In 1994 Narek started making his “Trace Canvases”. On the surface of the canvas, by automatist gestures, he left traces of his hands in luminescent colors covering the entire canvas with all-over compositional principle. In these works the romantic principle of Action Painting was intermingled with eastern impersonality leading to pure  art. Formally it appears in identification of the optical (simultaneous contrasts made by luminescent colors) with the tactile (actions of the body and traces of hands). As a result, the aggressive tactile gesture is turned into optical aggression. These canvases in several recent exhibition have been installed hung at a certain distance from the wall, thus appearing not as painting but as spatial objects. In this sense parallels can be drawn with Ellsworth Kelly’s works, and in Armenian context with Yervand Kotchar’s spatial paintings, of which Narek has great admiration.

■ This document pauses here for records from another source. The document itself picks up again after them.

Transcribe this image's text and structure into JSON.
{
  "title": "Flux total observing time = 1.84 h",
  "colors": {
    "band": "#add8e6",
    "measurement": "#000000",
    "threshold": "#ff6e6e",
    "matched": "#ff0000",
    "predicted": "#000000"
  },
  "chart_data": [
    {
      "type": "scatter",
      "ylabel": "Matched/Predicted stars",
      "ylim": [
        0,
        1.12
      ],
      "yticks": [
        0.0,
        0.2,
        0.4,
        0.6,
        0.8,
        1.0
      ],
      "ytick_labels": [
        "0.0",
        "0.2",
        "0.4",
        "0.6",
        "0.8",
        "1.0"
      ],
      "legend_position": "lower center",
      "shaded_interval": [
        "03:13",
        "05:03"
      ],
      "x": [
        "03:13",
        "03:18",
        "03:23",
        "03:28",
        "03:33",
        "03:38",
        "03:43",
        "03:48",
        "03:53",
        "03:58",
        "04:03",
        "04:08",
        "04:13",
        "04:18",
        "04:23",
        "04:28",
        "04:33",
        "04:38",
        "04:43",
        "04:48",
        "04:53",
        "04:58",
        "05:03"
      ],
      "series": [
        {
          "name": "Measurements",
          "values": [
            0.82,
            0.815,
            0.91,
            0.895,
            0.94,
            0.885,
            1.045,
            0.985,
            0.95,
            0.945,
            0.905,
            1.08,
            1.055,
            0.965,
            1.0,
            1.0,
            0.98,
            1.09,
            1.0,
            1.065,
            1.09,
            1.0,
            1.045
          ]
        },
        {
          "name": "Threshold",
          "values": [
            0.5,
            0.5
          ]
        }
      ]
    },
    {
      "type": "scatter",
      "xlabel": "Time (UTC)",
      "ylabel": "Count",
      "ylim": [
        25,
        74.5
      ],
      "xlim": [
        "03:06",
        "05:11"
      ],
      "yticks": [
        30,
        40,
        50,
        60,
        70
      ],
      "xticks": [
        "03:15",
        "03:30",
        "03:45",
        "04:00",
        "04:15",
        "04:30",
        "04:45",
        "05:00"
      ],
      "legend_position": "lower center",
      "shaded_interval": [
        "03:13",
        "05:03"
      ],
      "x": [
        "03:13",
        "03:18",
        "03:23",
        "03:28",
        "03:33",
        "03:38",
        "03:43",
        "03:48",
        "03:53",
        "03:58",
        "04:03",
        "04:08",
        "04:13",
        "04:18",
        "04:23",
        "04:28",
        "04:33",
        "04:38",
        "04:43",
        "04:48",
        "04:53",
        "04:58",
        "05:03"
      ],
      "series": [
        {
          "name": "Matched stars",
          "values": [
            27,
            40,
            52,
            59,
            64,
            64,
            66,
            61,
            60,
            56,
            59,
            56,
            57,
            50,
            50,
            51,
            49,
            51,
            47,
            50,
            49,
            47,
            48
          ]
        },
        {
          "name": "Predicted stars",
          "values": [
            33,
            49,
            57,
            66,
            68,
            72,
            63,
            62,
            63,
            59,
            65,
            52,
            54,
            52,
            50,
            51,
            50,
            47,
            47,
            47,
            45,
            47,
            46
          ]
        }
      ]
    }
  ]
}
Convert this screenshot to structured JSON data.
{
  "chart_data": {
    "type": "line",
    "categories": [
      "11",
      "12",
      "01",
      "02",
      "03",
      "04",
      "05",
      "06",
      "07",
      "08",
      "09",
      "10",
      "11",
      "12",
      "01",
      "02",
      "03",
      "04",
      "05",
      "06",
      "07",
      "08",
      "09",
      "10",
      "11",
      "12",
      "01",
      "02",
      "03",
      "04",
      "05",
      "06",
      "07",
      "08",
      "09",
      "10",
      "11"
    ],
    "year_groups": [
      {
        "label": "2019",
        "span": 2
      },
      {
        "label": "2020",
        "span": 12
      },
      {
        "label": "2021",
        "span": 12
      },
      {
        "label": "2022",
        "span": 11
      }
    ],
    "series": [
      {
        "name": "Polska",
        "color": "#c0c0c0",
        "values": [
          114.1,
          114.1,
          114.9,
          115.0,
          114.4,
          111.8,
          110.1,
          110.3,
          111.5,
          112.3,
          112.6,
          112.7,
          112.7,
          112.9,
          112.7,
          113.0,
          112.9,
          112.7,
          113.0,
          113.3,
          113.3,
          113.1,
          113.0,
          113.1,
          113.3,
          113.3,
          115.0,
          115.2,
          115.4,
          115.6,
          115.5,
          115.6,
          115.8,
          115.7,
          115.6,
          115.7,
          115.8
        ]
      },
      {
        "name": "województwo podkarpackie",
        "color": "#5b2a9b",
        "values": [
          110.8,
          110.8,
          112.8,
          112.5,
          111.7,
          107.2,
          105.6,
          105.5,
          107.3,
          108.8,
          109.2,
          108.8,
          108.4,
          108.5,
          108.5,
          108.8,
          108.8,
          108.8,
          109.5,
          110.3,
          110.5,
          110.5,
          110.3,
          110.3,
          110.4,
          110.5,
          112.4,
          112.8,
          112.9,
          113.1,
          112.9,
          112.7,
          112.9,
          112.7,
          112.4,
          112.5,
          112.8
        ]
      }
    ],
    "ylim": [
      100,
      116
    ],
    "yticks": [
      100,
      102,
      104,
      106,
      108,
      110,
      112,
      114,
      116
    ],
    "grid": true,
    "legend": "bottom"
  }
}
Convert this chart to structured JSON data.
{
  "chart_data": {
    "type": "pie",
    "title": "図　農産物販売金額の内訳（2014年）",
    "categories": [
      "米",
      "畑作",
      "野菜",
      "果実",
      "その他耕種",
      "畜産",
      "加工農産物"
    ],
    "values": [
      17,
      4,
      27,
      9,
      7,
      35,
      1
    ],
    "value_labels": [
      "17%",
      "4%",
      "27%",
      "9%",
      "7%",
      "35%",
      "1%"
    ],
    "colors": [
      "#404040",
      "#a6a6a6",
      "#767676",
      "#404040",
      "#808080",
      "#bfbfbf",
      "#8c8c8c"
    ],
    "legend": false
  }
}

Narek is one of those contemporary Armenian artists, who habitually and fiercely defended virtualization of art by means of new technologies. The basic concept of recent exhibitions at NPAC (ACCEA) has been cross-fusion of art and technology, in one of which Narek took part by one of variations of his “fractals”. But in the same year he also came fore with his “Trace Canvases” which can be considered as materialized versions of “fractals”. At such a devoted artist of virtual art as Narek, it is interesting to find persistent interest in material.

 In this exhibition Narek is primarily presented as an artist working with material and body. Here works exist in physical space as their necessary precondition. The need for works dealing with physical reality, with material and body, are really felt in the context of recent “technological” exhibitions held at NPAC (ACCEA). This is even more the case when these kinds of works belong to Narek Avetissian.